Chalasani Sreekanth H, Sabelko Kimberly A, Sunshine Mary J, Littman Dan R, Raper Jonathan A
Department of Neuroscience, University of Pennsylvania School of Medicine, Philadelphia, Pennsylvania 19104, USA.
J Neurosci. 2003 Feb 15;23(4):1360-71. doi: 10.1523/JNEUROSCI.23-04-01360.2003.
Altering the concentrations of cyclic nucleotides within nerve cells can dramatically change their responses to axonal guidance cues, but the physiological signals that might induce such alterations are unknown. Here we show that the chemokine stromal cell-derived factor 1 (SDF-1) reduces the repellent activities of slit-2 on cultured retinal ganglion cell axons, of semaphorin 3A on dorsal root ganglion sensory axons, and of semaphorin 3C on sympathetic axons. This is a modulatory effect because SDF-1 has no detectable attractive or repellent effects on retinal or DRG axons by itself. This modulation is mediated through CXCR4, the receptor of SDF-1, and a pertussis toxin-sensitive G-protein-coupled signaling pathway that induces an elevation of cAMP. The spinal cords of CXCR4 mutant mice contain hyperfasciculated and aberrantly projecting axons.

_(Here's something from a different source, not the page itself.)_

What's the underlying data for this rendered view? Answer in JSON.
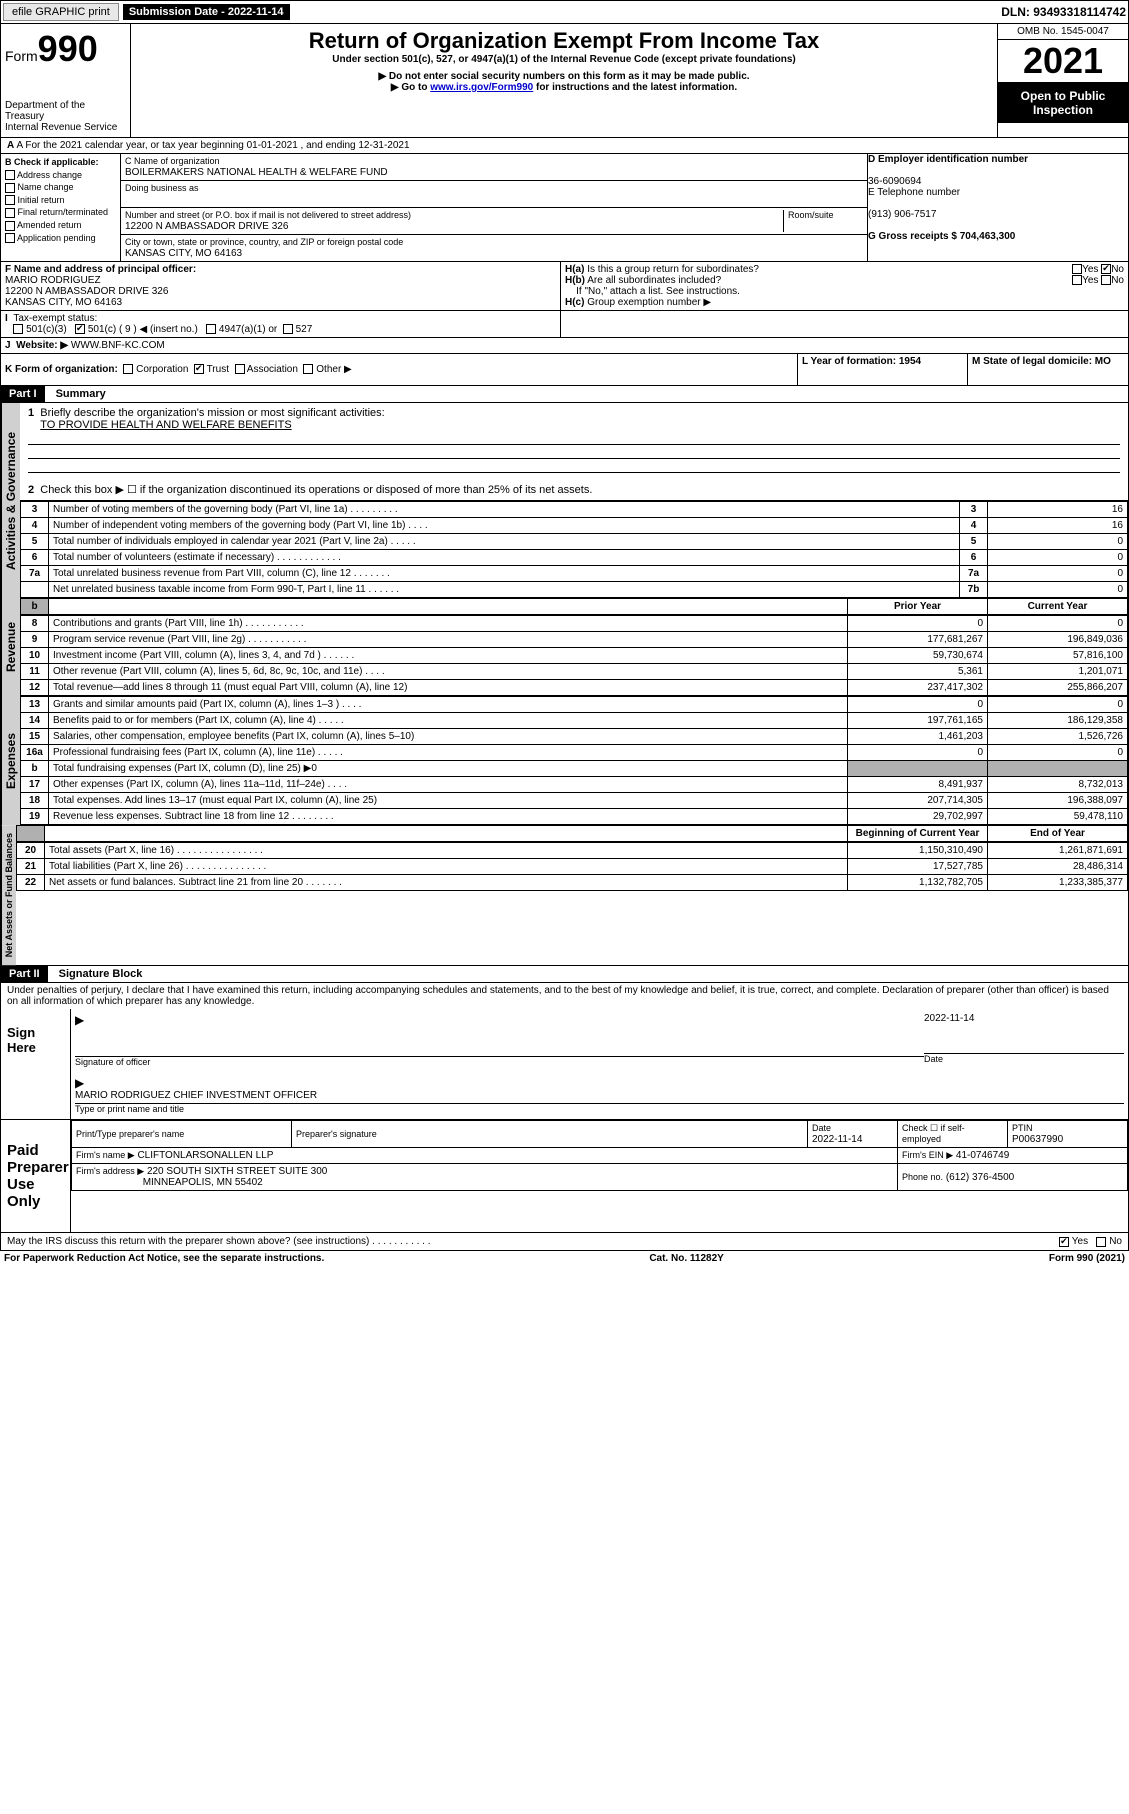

These results suggest that SDF-1 plays an essential role in modulating axonal responsiveness to various known guidance cues through a cyclic nucleotide-dependent signaling pathway.

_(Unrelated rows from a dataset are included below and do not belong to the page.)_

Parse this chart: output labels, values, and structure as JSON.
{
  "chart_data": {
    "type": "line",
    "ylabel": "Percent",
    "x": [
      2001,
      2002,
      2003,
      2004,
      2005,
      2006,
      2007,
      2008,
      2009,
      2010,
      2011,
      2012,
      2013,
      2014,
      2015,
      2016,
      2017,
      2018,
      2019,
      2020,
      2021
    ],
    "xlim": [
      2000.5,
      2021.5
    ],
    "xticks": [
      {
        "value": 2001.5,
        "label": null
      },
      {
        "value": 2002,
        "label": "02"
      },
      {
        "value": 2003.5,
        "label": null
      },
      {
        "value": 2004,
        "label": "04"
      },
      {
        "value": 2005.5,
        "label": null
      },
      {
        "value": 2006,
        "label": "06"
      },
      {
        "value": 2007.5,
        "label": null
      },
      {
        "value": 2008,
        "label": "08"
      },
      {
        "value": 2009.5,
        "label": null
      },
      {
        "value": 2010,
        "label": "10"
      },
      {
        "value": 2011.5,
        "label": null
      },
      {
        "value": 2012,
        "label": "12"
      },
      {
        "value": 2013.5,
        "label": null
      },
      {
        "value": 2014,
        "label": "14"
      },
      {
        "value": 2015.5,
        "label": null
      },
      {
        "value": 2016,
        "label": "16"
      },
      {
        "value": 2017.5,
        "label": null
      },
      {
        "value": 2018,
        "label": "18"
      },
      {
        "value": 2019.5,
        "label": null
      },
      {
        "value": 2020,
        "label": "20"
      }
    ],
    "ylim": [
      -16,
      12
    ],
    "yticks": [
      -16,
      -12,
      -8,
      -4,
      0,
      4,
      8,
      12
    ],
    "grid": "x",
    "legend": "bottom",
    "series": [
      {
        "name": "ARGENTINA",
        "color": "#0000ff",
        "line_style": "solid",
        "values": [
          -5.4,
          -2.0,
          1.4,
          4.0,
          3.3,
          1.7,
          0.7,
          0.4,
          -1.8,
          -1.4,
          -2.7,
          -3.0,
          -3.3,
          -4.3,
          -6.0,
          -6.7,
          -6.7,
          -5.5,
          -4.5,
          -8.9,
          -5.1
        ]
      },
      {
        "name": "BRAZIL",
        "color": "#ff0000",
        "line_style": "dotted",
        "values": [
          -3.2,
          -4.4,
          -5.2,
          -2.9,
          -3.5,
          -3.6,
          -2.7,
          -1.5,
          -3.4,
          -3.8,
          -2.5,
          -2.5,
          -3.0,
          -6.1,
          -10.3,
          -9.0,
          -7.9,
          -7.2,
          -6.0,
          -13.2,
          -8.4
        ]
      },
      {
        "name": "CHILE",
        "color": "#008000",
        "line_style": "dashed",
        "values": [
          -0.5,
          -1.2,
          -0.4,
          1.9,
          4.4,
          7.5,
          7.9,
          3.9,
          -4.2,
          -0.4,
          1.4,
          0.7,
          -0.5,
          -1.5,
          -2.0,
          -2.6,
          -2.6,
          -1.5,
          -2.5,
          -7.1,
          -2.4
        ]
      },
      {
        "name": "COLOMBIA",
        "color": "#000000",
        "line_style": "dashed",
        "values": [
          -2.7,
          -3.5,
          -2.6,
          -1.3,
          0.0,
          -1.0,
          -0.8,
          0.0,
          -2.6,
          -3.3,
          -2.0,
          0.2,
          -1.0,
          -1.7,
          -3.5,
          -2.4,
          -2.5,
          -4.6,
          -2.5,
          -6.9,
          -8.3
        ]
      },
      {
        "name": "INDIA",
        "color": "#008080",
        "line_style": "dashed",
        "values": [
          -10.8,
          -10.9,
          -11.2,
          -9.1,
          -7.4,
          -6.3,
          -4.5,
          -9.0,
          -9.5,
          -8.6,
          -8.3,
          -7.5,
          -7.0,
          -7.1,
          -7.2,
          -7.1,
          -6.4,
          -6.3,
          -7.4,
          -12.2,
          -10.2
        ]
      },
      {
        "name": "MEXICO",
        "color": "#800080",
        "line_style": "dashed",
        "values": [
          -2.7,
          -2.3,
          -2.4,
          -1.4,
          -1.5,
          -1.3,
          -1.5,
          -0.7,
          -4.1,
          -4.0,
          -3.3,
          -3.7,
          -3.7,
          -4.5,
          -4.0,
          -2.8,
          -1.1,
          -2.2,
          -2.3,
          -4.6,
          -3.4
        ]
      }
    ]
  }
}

改变神经细胞内环核苷酸的浓度可显著改变它们对轴突导向信号的反应,但可能诱导这种改变的生理信号尚不清楚。我们在此表明,趋化因子基质细胞衍生因子1(SDF-1)可降低Slit-2对培养的视网膜神经节细胞轴突、信号素3A对背根神经节感觉轴突以及信号素3C对交感神经轴突的排斥活性。这是一种调节作用,因为SDF-1自身对视网膜或背根神经节轴突没有可检测到的吸引或排斥作用。这种调节是通过SDF-1的受体CXCR4以及一种诱导cAMP升高的百日咳毒素敏感的G蛋白偶联信号通路介导的。CXCR4突变小鼠的脊髓含有过度成束且投射异常的轴突。这些结果表明,SDF-1通过环核苷酸依赖性信号通路在调节轴突对各种已知导向信号的反应中起重要作用。